Sebetulnya, saya dari awal sudah ragu akan naik karena bus penuh, namun akhirnya tetap naik. Begitu dalam bus, perhatian saya langsung tesedot pada mereka yang adu mulut.
Setelah musibah itu, saya lebih berhati-hati. Dompet saya masukkan dalam tas di bagian dalam. Namun, pernah dua kali nyaris kecopetan lagi.Â
Suatu kali, tas saya pas turun bus terlihat bekas disilet. Untung saja tak ada barang yang hilang, kecuali payung lipat yang memang saya simpan di tas bagian depan, ikut kena silet.
Kalau main silet, dugaan saya yang menjadi pelaku bukan komplotan, tapi bermain sendiri. Tapi, pada dasarnya si pelaku juga "aktor" atau "pesulap".
Kejadian berikutnya saat saya ketemu komplotan lagi. Persis seperti bus 213 di atas, saya berdiri di bagian belakang dikelilingi mereka yang saya dari awal sudah curigai.
Ketika itu saya tidak membawa tas, tapi juga tidak membawa dompet. Di saku belakang celana panjang saya, kosong tanpa isi apa-apa. Tapi, di saku depan sebelah kanan, berisi uang receh.
Uang pecahan besar saya simpan di saku rahasia, yang dijahit khusus yang pasti sulit diambil pencopet karena tertutup ikat pinggang kulit yang lebar.
Anehnya, mungkin melihat saya dalam kondisi waspada dan tidak gugup, di halte berikutnya, mereka serempak turun bus.Â
Bahkan uang receh pun yang sempat hampir diambil oleh salah seorang di antara mereke, tapi saya melihat saat tangannya mau merogoh, tetap utuh di saku saya.
Ya, begitulah pengalaman saya. Sekarang, meski sudah jarang naik kendaraan umum, tapi saya merasakan kondisi yang jauh lebih baik bila sesekali naik bus Transjakarta atau kereta api komuter antar stasiun dalam kota Jakarta dan sekitarnya.
Meskipun demikian, belajar dari pengalaman, kewaspadaan tetap perlu. Jangan pernah lengah, bahkan dalam kondisi sepi sekalipun.
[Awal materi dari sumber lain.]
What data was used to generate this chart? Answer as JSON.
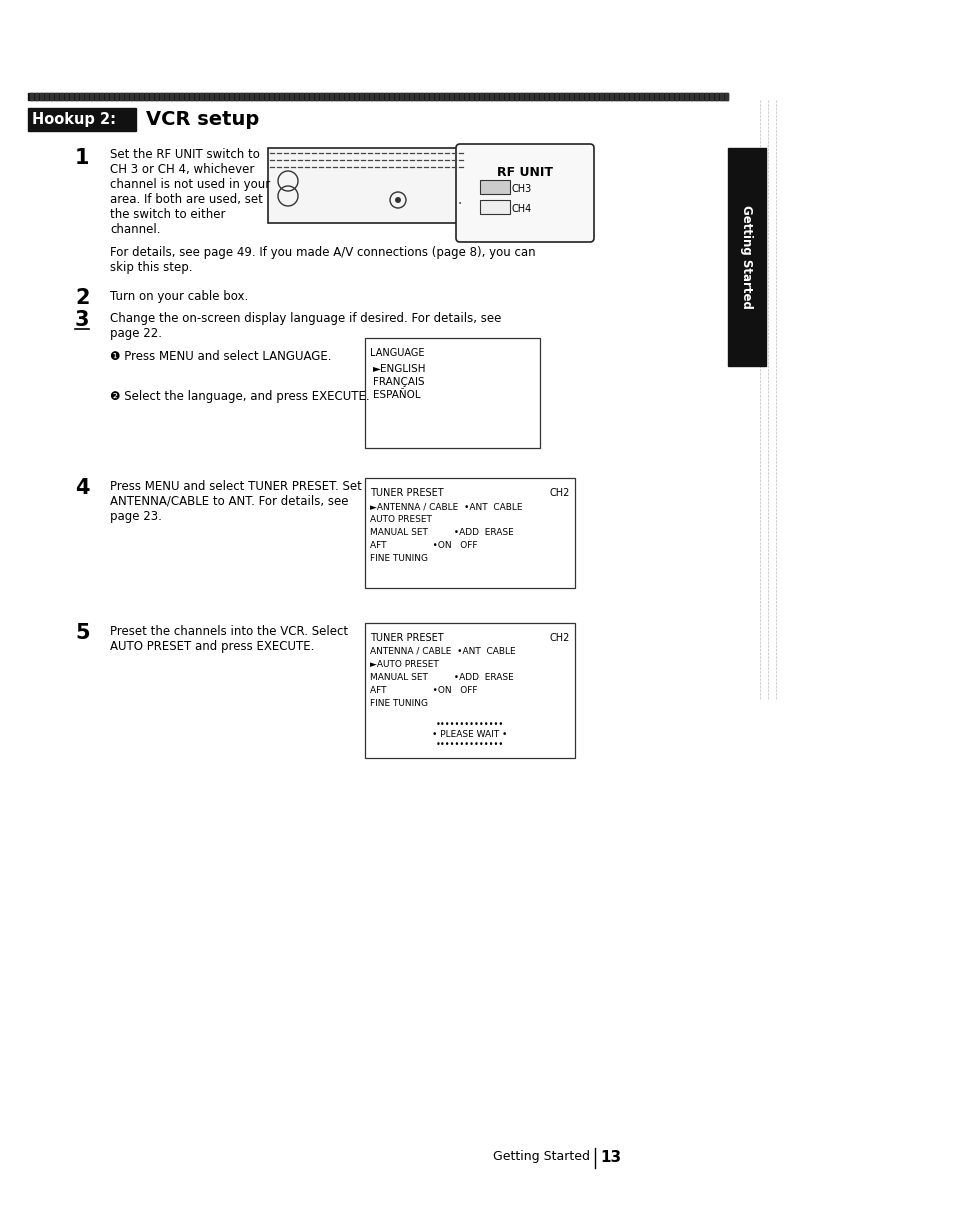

Seperti telah disingung di atas, membasmi copet sampai habis, rasanya belum mungkin di negara kita. Ini tidak saja masalah ekonomi, di mana lapangan kerja belum mencukupi bagi semua angkatan kerja, tapi juga masalah mental.
Kenapa saya sebut masalah mental? Karena ada saja orang yang ingin jalan pintas untuk mendapatkan uang. Ada pencopet yang diberikan pekerjaan yang halal, tapi mereka tidak betah dan kembali ke dunia copet.
Salah satu alasan, mungkin karena mereka merasa lebih enak jadi "aktor". Sayangnya, mereka manggung di tempat yang salah.